Светлый фон

Исполины засияли. То, что они не видели друг друга, не мешало им сознавать, что улыбаются оба. После такого грандиозного свершения нельзя было не расплыться от ликования.

Только вот возмездие мангинтер, коих осталось немало, не заставило ждать. Они роем налетели на повлекших на гибель их повелителя. К этому моменту шары беспрепятственно прорывались через бреши затухающего купола, пробивали новые дыры, а молнии, мелькающие там и тут, стали до того блеклые, что вряд ли могли причинить кому-либо хоть малейший вред.

Без успеха увертываясь и прикрываясь руками, Артём с сестрой поняли, что отныне инопланетяне с ними церемониться не будут. Никаких уговоров синоптика не последует, и участь их будет гораздо хуже, чем у заточенных в особняке.

Ёж вылетел из огня куда-то за пределы купола. Пребывающим во тьме исполинам не суждено было это увидеть.

Облепленная Даша долго не устояла – рухнула, как подкошенная, аж затряслась земля. Артёму удалось остаться на ногах. Его чутка мутило, но ужаса прежнего он не испытывал. Напротив, ощущал прилив самомнения. Сейчас он не маленький слабый человечишка, а великан. И какие-то помпоны из размазни ему не помешают. Он не сдастся. Он поджарит их! Сожжет их всех!

Сил хватило только на один шаг. Плюхнувшись на колени, Тёма нащупал пустотелую мини-гору и обвил ее руками. Холм был горячий, бензин еще не весь выгорел, однако через шаровые доспехи мальчик этого не чувствовал. Еле-еле, но он все-таки смог приподнять руку и положить ее на жерло. Усохшие камешки осы́пались в пламя, конечность освободилась. Сразу не убрав ее, Артём беззвучно заскулил от обжога.

«То шишка, то куча царапин и ушибов от того, что с холма скатился. То самоизбиение. Теперь еще и ожог».

Пересилив боль, Тёма освободил вторую руку.

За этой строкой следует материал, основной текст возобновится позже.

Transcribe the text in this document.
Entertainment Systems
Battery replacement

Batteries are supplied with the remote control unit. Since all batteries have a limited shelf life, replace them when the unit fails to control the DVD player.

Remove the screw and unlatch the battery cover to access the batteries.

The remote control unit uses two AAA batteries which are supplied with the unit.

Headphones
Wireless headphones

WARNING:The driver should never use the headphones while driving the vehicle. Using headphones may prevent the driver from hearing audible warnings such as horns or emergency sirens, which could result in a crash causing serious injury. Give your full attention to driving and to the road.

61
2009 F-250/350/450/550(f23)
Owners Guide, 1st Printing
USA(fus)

В это же время купол с треском развалился на две половины. Некогда крепкие стенки опустились на землю, как куски шелковистой материи, и исчезли. Кто-то из жителей потрясенно произнес:

– Занавес…

– Упал… – добавил некто другой.

Глава 17. Песок-шоу

Глава 17.  Глава 17. 

Люди понемногу оттаивали: озирались, интересовались у близстоящих, не знает ли кто, что происходит и с какой целью они здесь собрались.

Грузчик Миша принялся лихо выплясывать. К нему присоединились сослуживицы, девушки в ярких нарядах. Окружающие смотрели на танцующих с теплом. Все повально – и люди, и животные – преисполнились биением жизни, миролюбием. Лицо Натальи Федоровны посветлело, впервые в жизни, пожалуй. Она несколько раз обдернула тугое платье на животе. Дети-бродяги, видимо, чище стали выглядеть и приятней пахнуть: стоящие рядом с ними не зажимали носы и не стремились отодвинуться как можно дальше. К ним подошел поздороваться дед, которого они обхаживали в доме Кобылиных. Старик изменился, став энергичным, уверенным в себе. От Киреевых, от которых несло жженой резиной, к слову, тоже никто не шарахался.